PINE BLUFF -- Six hundred of the state's best young musicians showed off their voices, strings and horns here Saturday at the annual All-State concert. "It is comparable to the final game of the all-star play-off in any sport," said the event's spokesman, Carol Burt of Mena. "These students have worked long and hard since at least sixth grade to get to this point." And like an athletic all-star game, this one attracted scouts, in the form of college band directors bearing scholarships. "This is the future of instrumental music in Arkansas," said Claude Smith, band director at Searcy High School and past president of the Arkansas School Band and Orchestra Association.

10 years ago

Feb. 19, 2010

• The two youth-program coordinators at Step Up Support Center, a neighborhood-based youth center off Hilaro Springs Road, continued mentoring Little Rock teenagers over the past month and a half even though the nonprofit's contract with the city had expired.

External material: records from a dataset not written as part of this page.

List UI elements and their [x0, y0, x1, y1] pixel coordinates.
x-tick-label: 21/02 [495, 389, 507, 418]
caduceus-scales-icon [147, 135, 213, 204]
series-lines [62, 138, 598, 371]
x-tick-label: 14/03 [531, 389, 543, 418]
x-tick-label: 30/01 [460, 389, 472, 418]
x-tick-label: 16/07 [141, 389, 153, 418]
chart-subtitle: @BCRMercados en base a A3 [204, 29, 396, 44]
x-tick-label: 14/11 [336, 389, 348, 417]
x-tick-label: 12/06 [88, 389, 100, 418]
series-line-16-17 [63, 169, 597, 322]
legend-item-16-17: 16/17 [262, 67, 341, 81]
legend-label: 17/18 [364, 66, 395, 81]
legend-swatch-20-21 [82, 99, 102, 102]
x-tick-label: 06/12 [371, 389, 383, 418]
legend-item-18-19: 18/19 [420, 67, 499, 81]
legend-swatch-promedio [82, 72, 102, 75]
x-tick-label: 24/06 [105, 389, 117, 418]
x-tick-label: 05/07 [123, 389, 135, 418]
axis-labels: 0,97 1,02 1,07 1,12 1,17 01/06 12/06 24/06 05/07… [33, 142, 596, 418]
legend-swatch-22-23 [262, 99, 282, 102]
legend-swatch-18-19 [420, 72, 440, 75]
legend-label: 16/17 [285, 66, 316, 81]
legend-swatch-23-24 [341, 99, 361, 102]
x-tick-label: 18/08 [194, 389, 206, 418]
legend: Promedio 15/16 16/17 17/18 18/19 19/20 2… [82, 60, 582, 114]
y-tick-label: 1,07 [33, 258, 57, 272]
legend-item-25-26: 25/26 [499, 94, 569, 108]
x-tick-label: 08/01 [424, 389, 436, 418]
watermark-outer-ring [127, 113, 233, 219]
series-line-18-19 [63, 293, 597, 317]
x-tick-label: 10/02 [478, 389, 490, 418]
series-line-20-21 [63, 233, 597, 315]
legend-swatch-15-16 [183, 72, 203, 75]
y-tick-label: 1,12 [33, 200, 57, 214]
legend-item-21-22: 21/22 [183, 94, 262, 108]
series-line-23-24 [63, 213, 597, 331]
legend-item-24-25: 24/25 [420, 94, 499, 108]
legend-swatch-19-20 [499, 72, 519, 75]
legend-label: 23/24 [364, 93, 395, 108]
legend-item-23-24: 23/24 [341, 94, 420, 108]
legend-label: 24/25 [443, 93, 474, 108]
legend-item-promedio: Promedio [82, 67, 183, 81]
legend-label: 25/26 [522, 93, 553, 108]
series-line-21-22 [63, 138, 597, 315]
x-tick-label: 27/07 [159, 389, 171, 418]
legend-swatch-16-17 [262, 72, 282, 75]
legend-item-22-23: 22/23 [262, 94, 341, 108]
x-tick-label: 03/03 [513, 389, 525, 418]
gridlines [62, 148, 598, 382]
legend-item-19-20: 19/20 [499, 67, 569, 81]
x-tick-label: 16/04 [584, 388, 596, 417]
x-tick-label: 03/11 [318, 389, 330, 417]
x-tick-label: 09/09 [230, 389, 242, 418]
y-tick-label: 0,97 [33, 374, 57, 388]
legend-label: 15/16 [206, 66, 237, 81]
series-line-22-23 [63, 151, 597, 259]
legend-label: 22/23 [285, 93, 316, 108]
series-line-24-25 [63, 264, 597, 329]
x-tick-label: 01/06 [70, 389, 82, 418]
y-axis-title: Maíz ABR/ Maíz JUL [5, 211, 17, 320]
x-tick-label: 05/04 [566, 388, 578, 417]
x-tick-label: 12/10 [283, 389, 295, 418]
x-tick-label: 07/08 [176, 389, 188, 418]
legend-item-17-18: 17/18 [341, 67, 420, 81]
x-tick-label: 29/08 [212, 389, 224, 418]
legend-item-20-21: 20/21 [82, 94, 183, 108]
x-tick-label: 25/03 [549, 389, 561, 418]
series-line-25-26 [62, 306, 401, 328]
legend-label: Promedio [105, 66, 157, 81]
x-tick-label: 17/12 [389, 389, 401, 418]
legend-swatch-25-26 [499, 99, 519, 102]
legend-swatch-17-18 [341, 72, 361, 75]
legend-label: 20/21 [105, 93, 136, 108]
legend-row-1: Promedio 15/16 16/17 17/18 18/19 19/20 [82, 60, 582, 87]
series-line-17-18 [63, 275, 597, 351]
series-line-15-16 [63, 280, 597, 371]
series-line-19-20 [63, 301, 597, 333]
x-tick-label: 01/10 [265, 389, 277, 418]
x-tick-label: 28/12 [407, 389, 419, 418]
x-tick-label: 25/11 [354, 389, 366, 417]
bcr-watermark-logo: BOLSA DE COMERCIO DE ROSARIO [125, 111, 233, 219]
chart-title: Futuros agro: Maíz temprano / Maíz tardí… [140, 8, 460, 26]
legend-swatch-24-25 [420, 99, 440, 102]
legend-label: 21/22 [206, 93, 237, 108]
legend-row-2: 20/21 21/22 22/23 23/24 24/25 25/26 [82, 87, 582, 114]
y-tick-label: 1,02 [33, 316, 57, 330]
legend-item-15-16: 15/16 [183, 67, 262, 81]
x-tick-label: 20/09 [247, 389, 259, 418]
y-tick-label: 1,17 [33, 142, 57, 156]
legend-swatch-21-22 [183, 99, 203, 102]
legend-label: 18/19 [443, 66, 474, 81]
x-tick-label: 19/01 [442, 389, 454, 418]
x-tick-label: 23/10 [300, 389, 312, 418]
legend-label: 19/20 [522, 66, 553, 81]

The city was going through a new round of bid awards at a time when Little Rock also cut its larger youth prevention, intervention and treatment budget by $1 million. This meant that the community organizations trying to keep teens out of gangs or away from other after-school troubles had less money to compete for and would have to operate at least two months without any city funding. "We pretty much had a volunteer staff," said Ruth Nash, Step Up Support Center's director. "It wasn't so bad this time around because of the school hours, the kids not needing an all-day place to be."